From the mid-1980s through the mid-1990s, ACE served as an umbrella for Alan Lomax's research and media productions. As an anthropologist of the performing arts, Lomax developed methods for comparative study of music, dance and speech, working closely with musicologists, movement analysts, linguists, anthropologists, and other specialists. The results were compiled in the Global Jukebox, a cutting-edge interactive multimedia program for teaching and research far ahead of its time. They also informed American Patchwork, a television series on regional American culture produced by ACE and aired on PBS. After Lomax's retirement in 1996, ACE undertook the preservation, publication and dissemination of his legacy of documentation and research.

In 2004, after ACE organized them, the Library of Congress acquired Alan Lomax's original recordings and papers. ACE houses copies of key manuscript collections and all media collections and disseminates the latter to regional libraries where the documentation was made. These range from The Alabama Center for Traditional Culture to The Irish Traditional Music Archive in Dublin; other sites in the U.S., Spain, Italy, Ireland, England, Scotland and the Caribbean are listed on our website. We have developed free, searchable, protected multimedia online catalogs, and a growing roster of lesson plans in English and other languages. These resources serve students, teachers, researchers, and university faculty interested in the spread of culture from an artistic or anthropological viewpoint, or anyone wishing to research his or her heritage.

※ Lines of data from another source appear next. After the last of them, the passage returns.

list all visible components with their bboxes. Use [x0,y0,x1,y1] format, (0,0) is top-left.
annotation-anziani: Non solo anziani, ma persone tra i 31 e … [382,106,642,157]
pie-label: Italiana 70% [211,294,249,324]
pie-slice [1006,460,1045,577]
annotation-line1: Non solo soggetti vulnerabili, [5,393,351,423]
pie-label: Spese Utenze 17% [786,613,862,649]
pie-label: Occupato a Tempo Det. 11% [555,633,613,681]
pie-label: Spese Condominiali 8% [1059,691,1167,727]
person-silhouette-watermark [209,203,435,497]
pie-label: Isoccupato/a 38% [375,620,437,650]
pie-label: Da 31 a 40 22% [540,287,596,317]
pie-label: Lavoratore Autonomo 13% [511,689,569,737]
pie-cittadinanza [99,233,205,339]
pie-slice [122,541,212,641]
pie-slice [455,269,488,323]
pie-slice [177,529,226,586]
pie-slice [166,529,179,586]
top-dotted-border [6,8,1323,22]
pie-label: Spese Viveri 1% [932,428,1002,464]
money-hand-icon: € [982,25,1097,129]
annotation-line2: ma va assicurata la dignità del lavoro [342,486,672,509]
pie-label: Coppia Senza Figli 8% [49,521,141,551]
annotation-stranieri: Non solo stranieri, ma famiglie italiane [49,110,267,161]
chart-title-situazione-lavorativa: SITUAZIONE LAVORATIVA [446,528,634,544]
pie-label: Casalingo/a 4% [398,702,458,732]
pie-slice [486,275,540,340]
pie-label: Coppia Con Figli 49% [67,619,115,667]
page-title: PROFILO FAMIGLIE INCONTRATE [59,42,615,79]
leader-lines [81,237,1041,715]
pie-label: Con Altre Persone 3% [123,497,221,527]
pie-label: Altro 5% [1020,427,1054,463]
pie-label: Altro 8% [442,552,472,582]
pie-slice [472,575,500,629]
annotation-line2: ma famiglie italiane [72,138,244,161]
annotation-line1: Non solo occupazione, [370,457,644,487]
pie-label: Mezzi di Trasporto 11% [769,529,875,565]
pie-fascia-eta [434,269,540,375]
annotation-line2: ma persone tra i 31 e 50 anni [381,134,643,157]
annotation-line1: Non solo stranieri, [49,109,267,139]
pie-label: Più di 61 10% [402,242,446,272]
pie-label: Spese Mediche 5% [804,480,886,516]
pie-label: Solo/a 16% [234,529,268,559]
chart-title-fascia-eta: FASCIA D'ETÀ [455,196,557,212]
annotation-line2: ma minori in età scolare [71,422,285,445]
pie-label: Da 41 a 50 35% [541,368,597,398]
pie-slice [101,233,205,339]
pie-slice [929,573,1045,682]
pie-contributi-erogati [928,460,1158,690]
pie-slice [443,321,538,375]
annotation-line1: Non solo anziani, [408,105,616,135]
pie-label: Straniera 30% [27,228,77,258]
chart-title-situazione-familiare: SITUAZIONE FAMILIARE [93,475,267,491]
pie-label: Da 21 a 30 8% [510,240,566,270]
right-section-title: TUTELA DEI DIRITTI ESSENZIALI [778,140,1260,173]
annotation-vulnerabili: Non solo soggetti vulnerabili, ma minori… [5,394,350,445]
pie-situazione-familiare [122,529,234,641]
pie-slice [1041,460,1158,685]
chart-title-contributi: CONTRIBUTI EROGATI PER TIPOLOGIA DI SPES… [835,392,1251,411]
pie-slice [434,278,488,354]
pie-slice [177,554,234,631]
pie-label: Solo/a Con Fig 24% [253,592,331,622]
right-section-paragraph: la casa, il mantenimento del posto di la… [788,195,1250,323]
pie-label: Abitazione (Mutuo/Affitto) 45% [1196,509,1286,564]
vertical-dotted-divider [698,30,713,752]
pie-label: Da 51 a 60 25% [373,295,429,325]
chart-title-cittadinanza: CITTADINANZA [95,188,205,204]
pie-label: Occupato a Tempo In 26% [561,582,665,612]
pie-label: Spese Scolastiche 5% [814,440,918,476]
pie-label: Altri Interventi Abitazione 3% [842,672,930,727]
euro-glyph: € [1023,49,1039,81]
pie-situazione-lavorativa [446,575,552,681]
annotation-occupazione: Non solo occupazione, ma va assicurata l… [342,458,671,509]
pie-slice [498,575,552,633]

Wade Ward and Alan Lomax (right) listening to playback, Galax, Virginia, 1959. Photo by Shirley Collins.

As can be seen from the accolades for Jelly Roll Morton: The Complete Library of Congress Recordings and Alan Lomax in Haiti, our publications have broad appeal while maintaining high standards. ACE's most recent achievement, the release of a boxed set containing ten CDs, film and two books chronicling Alan Lomax's 1936 Haitian recording expedition for the Library of Congress, was reviewed in scores of print and online journals including the Wall Street Journal, the New Yorker, and Afropop. Each volume showcases a specific style of music that Lomax encountered, discussed in Gage Averill's meticulously researched liner notes and Lomax's field diaries. We are convening with Haitian partners and NGOs who are helping us to repatriate these materials, documents of a proud heritage that Haiti has maintained despite decades of political and economic troubles.

COLLABORATIONS

The Association of Cultural Equity works with scholars, musicians, writers, filmmakers, institutions, and just plain folks, and shares its resources with those who support cultural equity through cultural feedback. It maintains collaboration with the American Folklife Center of the Library of Congress; the Center for Black Music Research of Columbia College, Chicago; the Rosetta Project of the Longnow Foundation; Newcastle University, UK; the Green Family Foundation of Miami, Florida; FastForward Haiti; FOKAL; FormaVision; and the Grenada Delegation to the United Nations.